In Lc 13,1-5, la gente chiede a Gesù di commentare un avvenimento recente: il crollo di una torre nei pressi dell’acquedotto di Siloe, che aveva causato numerose vittime. Il suo pensiero contraddice un’interpretazione comune: sofferenza e morte violenta sono il castigo di Dio per i peccati che la persona ha commesso. Risponde infatti: “... Quei diciotto, sopra i quali rovinò la torre di Sìloe e li uccise, credete che fossero più colpevoli di tutti gli abitanti di Gerusalemme? No, vi dico, ma se non vi convertite, perirete tutti allo stesso modo”.
Una replica inequivocabile, dunque.
Ma non è tutto. Facciamo attenzione alle parole.
Gesù lascia intendere che la morte, svincolata dall’antropocentrismo, non è in assoluto un fatto così importante. In qualunque modo avvenga, anche il più tragico e doloroso, essa rientra tra gli eventi naturali nella vita di ognuno. Ne è la semplice conclusione materiale. Siamo esseri unici e irripetibili, vero, il valore e la dignità umana risiedono anche in questa originalità: ma la nostra presenza fisica nel mondo va collocata secondo una prospettiva più ampia.
Nel discorso di Gesù l’elemento fondamentale è invece la conversione, intesa nel senso etimologico del termine. Quindi non il pentimento per i peccati commessi e la penitenza riparativa, come suggeriscono certe brutte esegesi moraliste; bensì il cambiamento individuale, la trasformazione radicale, il processo di maturazione che gli eventi esistenziali, positivi e negativi, devono operare in noi.
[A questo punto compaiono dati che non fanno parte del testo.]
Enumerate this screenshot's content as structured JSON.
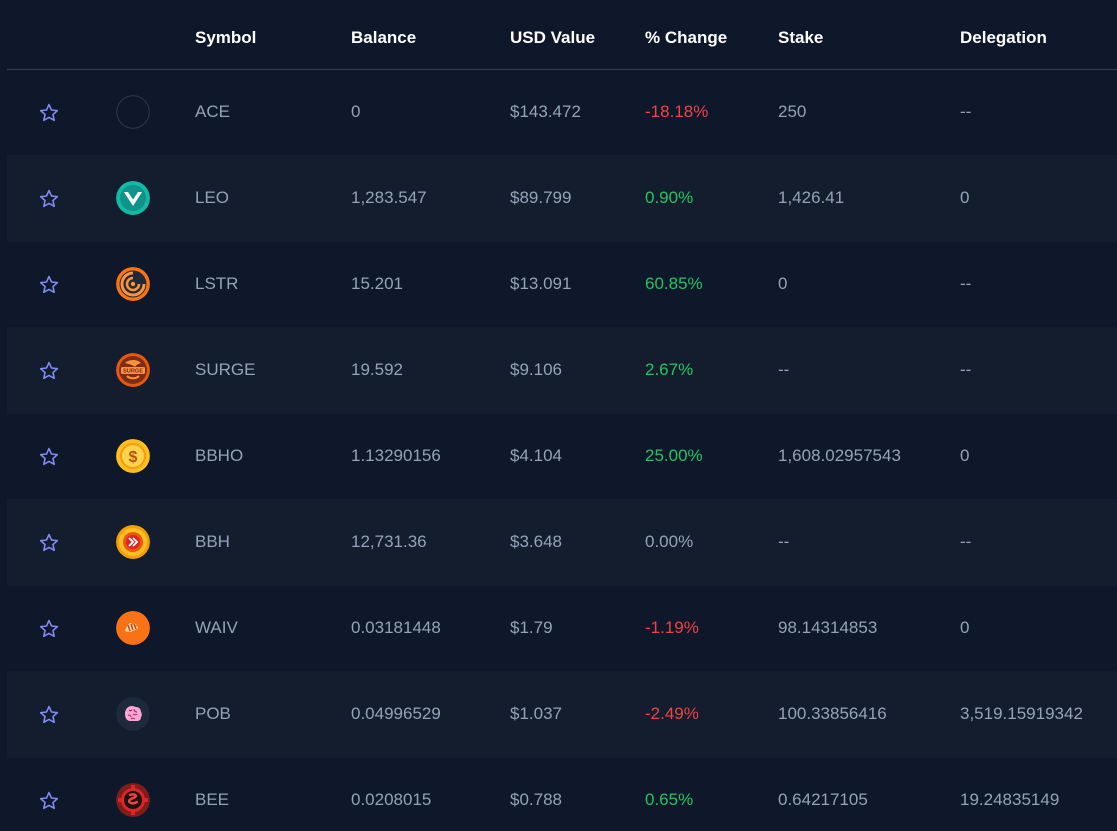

Subito dopo, infatti, (Lc 13, 6-9) Gesù racconta questa parabola: “Un tale aveva un fico piantato nella vigna e venne a cercarvi frutti, ma non ne trovò. Allora disse al vignaiolo: Ecco, sono tre anni che vengo a cercare frutti su questo fico, ma non ne trovo. Taglialo. Perché deve sfruttare il terreno? Ma quegli rispose: Padrone, lascialo ancora quest anno finché io gli zappi attorno e vi metta il concime e vedremo se porterà frutto per l'avvenire; se no, lo taglierai ”. La metafora mi sembra chiara: un Io che non ha acquisito competenze appare fragile e infruttuoso, per sé e per gli altri.
Occorre che ciascuno - qualunque sia il credo alla luce del quale si muove - impari a leggere, a rielaborare e trarre indicazione dai segni dei tempi. Cosicché essi diventino il più possibile trasparenti e contribuiscano a produrre un rimaneggiamento interiore, un’evoluzione della personalità.